Showing posts with label Velazquez. Show all posts
Showing posts with label Velazquez. Show all posts

Thursday, 22 January 2015

'The Marvel' by Keith Douglas: Ways of Seeing



Wave Curl by Simon Turkas. Used under Creative Commons license



THE MARVEL (Keith Douglas)


A baron of the sea, the great tropic
swordfish, spreadeagled on the thirsty deck
where sailors killed him, in the bright Pacific

yielded to the sharp enquiring blade
the eye which guided him and found his prey
in the dim country where he was a lord;

which is an instrument forged in semi-darkness
yet taken from the corpse of this strong traveller
becomes a powerful enlarging glass

reflecting the unusual sun's heat.
With it a sailor writes on the hot wood
the name of a harlot in his last port.

For it is one most curious device
of many, kept by the interesting waves - 
and I suppose the querulous soft voice

of mariners who rotted into ghosts
digested by the gluttonous tides
could recount many. Let them be your hosts

and take you where their forgotten ships lie
with fishes going over the tall masts - 
all this emerges from the burning eye.

And to engrave that word the sun goes through
with the power of the sea,
writing her name and a marvel too.

                             Linney Head, Wales, [May] 1941


 In 1991, Seamus Heaney gave a lecture on Keith Douglas at Poets House in New York. Not only that, but you can listen to a full recording of the lecture here. I am only slightly exaggerating when I say that I nearly fell over when I discovered this recording - one of my most beloved poets speaking about one of my other most beloved (and much less famous) poets...

Early in the lecture, Heaney reads 'The Marvel' and calls it a poem "which seems to arrive from nowhere". After reading it he says "It has a certain Noli me tangere stride to it... It just walks in." I love that, and what a compliment! He also comments on the tension in the poem between the intellectual and the visceral, between aristocracy and brutality, which is very Douglas. The whole lecture is wonderful and if you appreciate Heaney, or Douglas, or especially both, you must listen to it.
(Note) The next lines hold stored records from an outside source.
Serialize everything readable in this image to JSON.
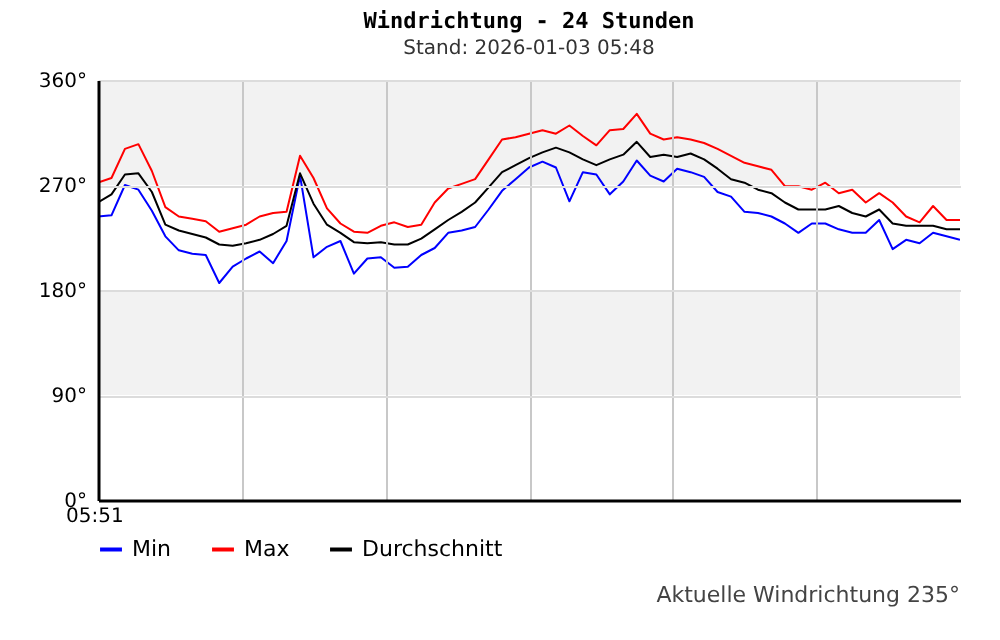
{
  "chart_data": {
    "type": "line",
    "title": "Windrichtung - 24 Stunden",
    "subtitle": "Stand: 2026-01-03 05:48",
    "annotations": [
      "05:51",
      "Aktuelle Windrichtung 235°"
    ],
    "categories": [
      null,
      null,
      null,
      null,
      null,
      null,
      null,
      null,
      null,
      null,
      null,
      null,
      null,
      null,
      null,
      null,
      null,
      null,
      null,
      null,
      null,
      null,
      null,
      null,
      null,
      null,
      null,
      null,
      null,
      null,
      null,
      null,
      null,
      null,
      null,
      null,
      null,
      null,
      null,
      null,
      null,
      null,
      null,
      null,
      null,
      null,
      null,
      null,
      null,
      null,
      null,
      null,
      null,
      null,
      null,
      null,
      null,
      null,
      null,
      null,
      null,
      null,
      null,
      null,
      null
    ],
    "ylim": [
      0,
      360
    ],
    "yticks": [
      {
        "value": 0,
        "label": "0°"
      },
      {
        "value": 90,
        "label": "90°"
      },
      {
        "value": 180,
        "label": "180°"
      },
      {
        "value": 270,
        "label": "270°"
      },
      {
        "value": 360,
        "label": "360°"
      }
    ],
    "grid": true,
    "legend": "bottom",
    "bands": [
      {
        "axis": "y",
        "from": 90,
        "to": 180,
        "color": "#f2f2f2"
      },
      {
        "axis": "y",
        "from": 270,
        "to": 360,
        "color": "#f2f2f2"
      }
    ],
    "series": [
      {
        "name": "Min",
        "color": "#0000ff",
        "values": [
          243,
          244,
          270,
          266,
          248,
          226,
          214,
          211,
          210,
          186,
          200,
          207,
          213,
          203,
          222,
          278,
          208,
          217,
          222,
          194,
          207,
          208,
          199,
          200,
          210,
          216,
          229,
          231,
          234,
          249,
          265,
          275,
          285,
          290,
          285,
          256,
          281,
          279,
          262,
          273,
          291,
          278,
          273,
          284,
          281,
          277,
          264,
          260,
          247,
          246,
          243,
          237,
          229,
          237,
          237,
          232,
          229,
          229,
          240,
          215,
          223,
          220,
          229,
          226,
          223
        ]
      },
      {
        "name": "Max",
        "color": "#ff0000",
        "values": [
          272,
          276,
          301,
          305,
          282,
          251,
          243,
          241,
          239,
          230,
          233,
          236,
          243,
          246,
          247,
          295,
          276,
          250,
          237,
          230,
          229,
          235,
          238,
          234,
          236,
          255,
          267,
          271,
          275,
          292,
          309,
          311,
          314,
          317,
          314,
          321,
          312,
          304,
          317,
          318,
          331,
          314,
          309,
          311,
          309,
          306,
          301,
          295,
          289,
          286,
          283,
          269,
          269,
          266,
          272,
          263,
          266,
          255,
          263,
          255,
          243,
          238,
          252,
          240,
          240
        ]
      },
      {
        "name": "Durchschnitt",
        "color": "#000000",
        "values": [
          255,
          262,
          279,
          280,
          264,
          236,
          231,
          228,
          225,
          219,
          218,
          220,
          223,
          228,
          235,
          280,
          254,
          236,
          229,
          221,
          220,
          221,
          219,
          219,
          224,
          232,
          240,
          247,
          255,
          268,
          281,
          287,
          293,
          298,
          302,
          298,
          292,
          287,
          292,
          296,
          307,
          294,
          296,
          294,
          297,
          292,
          284,
          275,
          272,
          266,
          263,
          255,
          249,
          249,
          249,
          252,
          246,
          243,
          249,
          237,
          235,
          235,
          235,
          232,
          232
        ]
      }
    ]
  }
}
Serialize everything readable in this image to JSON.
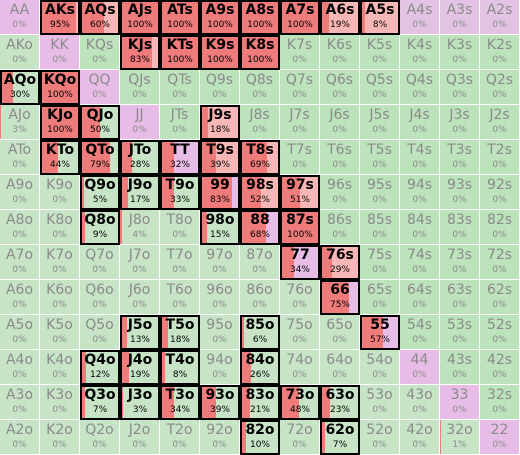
{
  "palette": {
    "raise": "#f07b7b",
    "raise_light": "#f7b7b7",
    "call": "#bde3bd",
    "fold_pair": "#e7bde7",
    "fold_suited": "#e3c3e3",
    "fold_offsuit": "#c7e4c7",
    "selected_border": "#000000"
  },
  "rows": [
    [
      [
        "AA",
        "0%",
        0
      ],
      [
        "AKs",
        "95%",
        95
      ],
      [
        "AQs",
        "60%",
        60
      ],
      [
        "AJs",
        "100%",
        100
      ],
      [
        "ATs",
        "100%",
        100
      ],
      [
        "A9s",
        "100%",
        100
      ],
      [
        "A8s",
        "100%",
        100
      ],
      [
        "A7s",
        "100%",
        100
      ],
      [
        "A6s",
        "19%",
        19
      ],
      [
        "A5s",
        "8%",
        8
      ],
      [
        "A4s",
        "0%",
        0
      ],
      [
        "A3s",
        "0%",
        0
      ],
      [
        "A2s",
        "0%",
        0
      ]
    ],
    [
      [
        "AKo",
        "0%",
        0
      ],
      [
        "KK",
        "0%",
        0
      ],
      [
        "KQs",
        "0%",
        0
      ],
      [
        "KJs",
        "83%",
        83
      ],
      [
        "KTs",
        "100%",
        100
      ],
      [
        "K9s",
        "100%",
        100
      ],
      [
        "K8s",
        "100%",
        100
      ],
      [
        "K7s",
        "0%",
        0
      ],
      [
        "K6s",
        "0%",
        0
      ],
      [
        "K5s",
        "0%",
        0
      ],
      [
        "K4s",
        "0%",
        0
      ],
      [
        "K3s",
        "0%",
        0
      ],
      [
        "K2s",
        "0%",
        0
      ]
    ],
    [
      [
        "AQo",
        "30%",
        30
      ],
      [
        "KQo",
        "100%",
        100
      ],
      [
        "QQ",
        "0%",
        0
      ],
      [
        "QJs",
        "0%",
        0
      ],
      [
        "QTs",
        "0%",
        0
      ],
      [
        "Q9s",
        "0%",
        0
      ],
      [
        "Q8s",
        "0%",
        0
      ],
      [
        "Q7s",
        "0%",
        0
      ],
      [
        "Q6s",
        "0%",
        0
      ],
      [
        "Q5s",
        "0%",
        0
      ],
      [
        "Q4s",
        "0%",
        0
      ],
      [
        "Q3s",
        "0%",
        0
      ],
      [
        "Q2s",
        "0%",
        0
      ]
    ],
    [
      [
        "AJo",
        "3%",
        3
      ],
      [
        "KJo",
        "100%",
        100
      ],
      [
        "QJo",
        "50%",
        50
      ],
      [
        "JJ",
        "0%",
        0
      ],
      [
        "JTs",
        "0%",
        0
      ],
      [
        "J9s",
        "18%",
        18
      ],
      [
        "J8s",
        "0%",
        0
      ],
      [
        "J7s",
        "0%",
        0
      ],
      [
        "J6s",
        "0%",
        0
      ],
      [
        "J5s",
        "0%",
        0
      ],
      [
        "J4s",
        "0%",
        0
      ],
      [
        "J3s",
        "0%",
        0
      ],
      [
        "J2s",
        "0%",
        0
      ]
    ],
    [
      [
        "ATo",
        "0%",
        0
      ],
      [
        "KTo",
        "44%",
        44
      ],
      [
        "QTo",
        "79%",
        79
      ],
      [
        "JTo",
        "28%",
        28
      ],
      [
        "TT",
        "32%",
        32
      ],
      [
        "T9s",
        "39%",
        39
      ],
      [
        "T8s",
        "69%",
        69
      ],
      [
        "T7s",
        "0%",
        0
      ],
      [
        "T6s",
        "0%",
        0
      ],
      [
        "T5s",
        "0%",
        0
      ],
      [
        "T4s",
        "0%",
        0
      ],
      [
        "T3s",
        "0%",
        0
      ],
      [
        "T2s",
        "0%",
        0
      ]
    ],
    [
      [
        "A9o",
        "0%",
        0
      ],
      [
        "K9o",
        "0%",
        0
      ],
      [
        "Q9o",
        "5%",
        5
      ],
      [
        "J9o",
        "17%",
        17
      ],
      [
        "T9o",
        "33%",
        33
      ],
      [
        "99",
        "83%",
        83
      ],
      [
        "98s",
        "52%",
        52
      ],
      [
        "97s",
        "51%",
        51
      ],
      [
        "96s",
        "0%",
        0
      ],
      [
        "95s",
        "0%",
        0
      ],
      [
        "94s",
        "0%",
        0
      ],
      [
        "93s",
        "0%",
        0
      ],
      [
        "92s",
        "0%",
        0
      ]
    ],
    [
      [
        "A8o",
        "0%",
        0
      ],
      [
        "K8o",
        "0%",
        0
      ],
      [
        "Q8o",
        "9%",
        9
      ],
      [
        "J8o",
        "4%",
        4
      ],
      [
        "T8o",
        "0%",
        0
      ],
      [
        "98o",
        "15%",
        15
      ],
      [
        "88",
        "68%",
        68
      ],
      [
        "87s",
        "100%",
        100
      ],
      [
        "86s",
        "0%",
        0
      ],
      [
        "85s",
        "0%",
        0
      ],
      [
        "84s",
        "0%",
        0
      ],
      [
        "83s",
        "0%",
        0
      ],
      [
        "82s",
        "0%",
        0
      ]
    ],
    [
      [
        "A7o",
        "0%",
        0
      ],
      [
        "K7o",
        "0%",
        0
      ],
      [
        "Q7o",
        "0%",
        0
      ],
      [
        "J7o",
        "0%",
        0
      ],
      [
        "T7o",
        "0%",
        0
      ],
      [
        "97o",
        "0%",
        0
      ],
      [
        "87o",
        "0%",
        0
      ],
      [
        "77",
        "34%",
        34
      ],
      [
        "76s",
        "29%",
        29
      ],
      [
        "75s",
        "0%",
        0
      ],
      [
        "74s",
        "0%",
        0
      ],
      [
        "73s",
        "0%",
        0
      ],
      [
        "72s",
        "0%",
        0
      ]
    ],
    [
      [
        "A6o",
        "0%",
        0
      ],
      [
        "K6o",
        "0%",
        0
      ],
      [
        "Q6o",
        "0%",
        0
      ],
      [
        "J6o",
        "0%",
        0
      ],
      [
        "T6o",
        "0%",
        0
      ],
      [
        "96o",
        "0%",
        0
      ],
      [
        "86o",
        "0%",
        0
      ],
      [
        "76o",
        "0%",
        0
      ],
      [
        "66",
        "75%",
        75
      ],
      [
        "65s",
        "0%",
        0
      ],
      [
        "64s",
        "0%",
        0
      ],
      [
        "63s",
        "0%",
        0
      ],
      [
        "62s",
        "0%",
        0
      ]
    ],
    [
      [
        "A5o",
        "0%",
        0
      ],
      [
        "K5o",
        "0%",
        0
      ],
      [
        "Q5o",
        "0%",
        0
      ],
      [
        "J5o",
        "13%",
        13
      ],
      [
        "T5o",
        "18%",
        18
      ],
      [
        "95o",
        "0%",
        0
      ],
      [
        "85o",
        "6%",
        6
      ],
      [
        "75o",
        "0%",
        0
      ],
      [
        "65o",
        "0%",
        0
      ],
      [
        "55",
        "57%",
        57
      ],
      [
        "54s",
        "0%",
        0
      ],
      [
        "53s",
        "0%",
        0
      ],
      [
        "52s",
        "0%",
        0
      ]
    ],
    [
      [
        "A4o",
        "0%",
        0
      ],
      [
        "K4o",
        "0%",
        0
      ],
      [
        "Q4o",
        "12%",
        12
      ],
      [
        "J4o",
        "19%",
        19
      ],
      [
        "T4o",
        "8%",
        8
      ],
      [
        "94o",
        "0%",
        0
      ],
      [
        "84o",
        "26%",
        26
      ],
      [
        "74o",
        "0%",
        0
      ],
      [
        "64o",
        "0%",
        0
      ],
      [
        "54o",
        "0%",
        0
      ],
      [
        "44",
        "0%",
        0
      ],
      [
        "43s",
        "0%",
        0
      ],
      [
        "42s",
        "0%",
        0
      ]
    ],
    [
      [
        "A3o",
        "0%",
        0
      ],
      [
        "K3o",
        "0%",
        0
      ],
      [
        "Q3o",
        "7%",
        7
      ],
      [
        "J3o",
        "3%",
        3
      ],
      [
        "T3o",
        "34%",
        34
      ],
      [
        "93o",
        "39%",
        39
      ],
      [
        "83o",
        "21%",
        21
      ],
      [
        "73o",
        "48%",
        48
      ],
      [
        "63o",
        "23%",
        23
      ],
      [
        "53o",
        "0%",
        0
      ],
      [
        "43o",
        "0%",
        0
      ],
      [
        "33",
        "0%",
        0
      ],
      [
        "32s",
        "0%",
        0
      ]
    ],
    [
      [
        "A2o",
        "0%",
        0
      ],
      [
        "K2o",
        "0%",
        0
      ],
      [
        "Q2o",
        "0%",
        0
      ],
      [
        "J2o",
        "0%",
        0
      ],
      [
        "T2o",
        "0%",
        0
      ],
      [
        "92o",
        "0%",
        0
      ],
      [
        "82o",
        "10%",
        10
      ],
      [
        "72o",
        "0%",
        0
      ],
      [
        "62o",
        "7%",
        7
      ],
      [
        "52o",
        "0%",
        0
      ],
      [
        "42o",
        "0%",
        0
      ],
      [
        "32o",
        "1%",
        1
      ],
      [
        "22",
        "0%",
        0
      ]
    ]
  ],
  "selected": [
    "AKs",
    "AQs",
    "AJs",
    "ATs",
    "A9s",
    "A8s",
    "A7s",
    "A6s",
    "A5s",
    "KJs",
    "KTs",
    "K9s",
    "K8s",
    "AQo",
    "KQo",
    "KJo",
    "J9s",
    "QJo",
    "KTo",
    "QTo",
    "JTo",
    "TT",
    "T9s",
    "T8s",
    "Q9o",
    "J9o",
    "T9o",
    "99",
    "98s",
    "97s",
    "Q8o",
    "98o",
    "88",
    "87s",
    "77",
    "76s",
    "66",
    "J5o",
    "T5o",
    "85o",
    "55",
    "Q4o",
    "J4o",
    "T4o",
    "84o",
    "Q3o",
    "J3o",
    "T3o",
    "93o",
    "83o",
    "73o",
    "63o",
    "82o",
    "62o"
  ]
}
My own take on this poem is that it's another riff on Douglas's obsession with seeing. I suppose that ways of seeing are the currency of poets. A poet is always looking for an alternative angle. But the array of angles and perspectives in 'The Marvel' is dizzying. In the space of a few lines, Douglas sees (most literally) through the eye of the great fish hunting its prey; through the written word and the implications of the sailor using the eye as a magnifying glass to write the "harlot's" name on the deck; through the eye of the sun itself and the power of the natural world; through the gaze of the drowned at "fishes going over the tall masts"... There is something hallucinatory but also very concrete about it.

This may be a strange comparison but when I re-read the poem this time I was suddenly reminded of Las Meninas, the painting by the great Diego Velázquez. The subjects of the poem and the painting may have nothing in common, but they are both masterpieces about physical and spiritual angles on vision, and the relationships between the viewer and the viewed.